The enemy is not Bibi, he is not the left.
The enemy is Hamas, which seeks to destroy us.
This is not the time to cling to boycotts, this is the time to do the right thing and form a functioning government.
The challenges are enormous.
Restoring governance to the streets in Israel and deterring the enemy are not easy tasks.
This is a challenge that will require all our strength.
The police will need resources and public backing for the bold action of clearing Israel of gangs of armed terrorists.

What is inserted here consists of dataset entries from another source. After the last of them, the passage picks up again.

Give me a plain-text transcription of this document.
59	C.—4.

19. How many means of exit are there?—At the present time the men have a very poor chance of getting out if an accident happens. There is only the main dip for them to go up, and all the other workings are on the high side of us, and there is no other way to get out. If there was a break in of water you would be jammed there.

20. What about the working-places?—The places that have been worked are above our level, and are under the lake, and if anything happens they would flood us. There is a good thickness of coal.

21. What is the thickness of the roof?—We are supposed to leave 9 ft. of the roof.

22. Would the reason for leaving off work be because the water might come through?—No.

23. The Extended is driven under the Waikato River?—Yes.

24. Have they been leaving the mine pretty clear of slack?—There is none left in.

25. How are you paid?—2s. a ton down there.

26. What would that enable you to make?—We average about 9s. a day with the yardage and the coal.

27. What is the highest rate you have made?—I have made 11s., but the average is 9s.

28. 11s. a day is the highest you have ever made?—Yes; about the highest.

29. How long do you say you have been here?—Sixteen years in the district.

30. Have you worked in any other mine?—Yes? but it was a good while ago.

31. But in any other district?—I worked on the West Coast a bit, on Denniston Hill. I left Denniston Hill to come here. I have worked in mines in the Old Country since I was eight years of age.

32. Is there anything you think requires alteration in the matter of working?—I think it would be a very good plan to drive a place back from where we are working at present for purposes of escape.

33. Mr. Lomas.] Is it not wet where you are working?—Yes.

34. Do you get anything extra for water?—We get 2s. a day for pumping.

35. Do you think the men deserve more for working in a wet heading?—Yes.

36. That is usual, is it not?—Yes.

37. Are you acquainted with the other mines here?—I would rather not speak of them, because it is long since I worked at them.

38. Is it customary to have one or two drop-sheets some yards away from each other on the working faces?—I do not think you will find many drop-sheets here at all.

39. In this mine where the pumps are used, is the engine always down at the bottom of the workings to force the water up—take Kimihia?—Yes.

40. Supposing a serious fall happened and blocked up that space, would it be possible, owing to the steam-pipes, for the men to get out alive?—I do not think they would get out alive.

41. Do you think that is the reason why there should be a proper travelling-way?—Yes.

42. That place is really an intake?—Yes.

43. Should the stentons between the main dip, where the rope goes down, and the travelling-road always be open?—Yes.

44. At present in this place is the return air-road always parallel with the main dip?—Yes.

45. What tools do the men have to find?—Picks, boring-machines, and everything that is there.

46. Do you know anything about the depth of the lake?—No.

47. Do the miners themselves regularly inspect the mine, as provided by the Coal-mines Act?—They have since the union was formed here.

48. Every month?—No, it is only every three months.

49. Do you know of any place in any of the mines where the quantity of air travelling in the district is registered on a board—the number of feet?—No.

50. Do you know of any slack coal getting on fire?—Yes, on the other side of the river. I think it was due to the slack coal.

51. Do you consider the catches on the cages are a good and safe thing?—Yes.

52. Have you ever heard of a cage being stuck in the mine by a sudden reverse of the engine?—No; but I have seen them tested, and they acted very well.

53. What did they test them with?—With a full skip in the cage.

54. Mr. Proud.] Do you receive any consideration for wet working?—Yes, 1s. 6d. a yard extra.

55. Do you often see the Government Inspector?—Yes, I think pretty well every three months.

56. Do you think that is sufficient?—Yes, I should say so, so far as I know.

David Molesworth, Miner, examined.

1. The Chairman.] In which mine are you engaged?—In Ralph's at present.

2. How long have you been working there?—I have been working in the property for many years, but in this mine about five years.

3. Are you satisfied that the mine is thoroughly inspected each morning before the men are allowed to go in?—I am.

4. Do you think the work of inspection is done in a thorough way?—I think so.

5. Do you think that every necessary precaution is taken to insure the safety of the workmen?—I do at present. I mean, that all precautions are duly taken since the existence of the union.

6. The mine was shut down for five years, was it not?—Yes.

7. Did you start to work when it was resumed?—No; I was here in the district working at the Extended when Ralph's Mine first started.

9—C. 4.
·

The army will need by its side at a determined political echelon that realizes that our approach to Hamas must be changed, even at difficult costs.
Calming the internal hostility will require moral leadership, mobilizing all the good forces in the nation.
There are two choices: enlistment in support of change or deepening the crisis.
Whoever drags the country to a fifth election, to more poison and hatred, to another year of state dysfunction, to a huge waste of money – is playing into the hands of those who want to do us harm.
That would be one mistake too many.
It is the time for each and every one of us to strive, to enlist.
Even today, there are several options for forming a government, if we just remove the boycotts and understand the magnitude of the moment.
Politicians will not recover from their stupor until the citizens force them to recover.
Now is the time to build and repair, not to deepen the rift.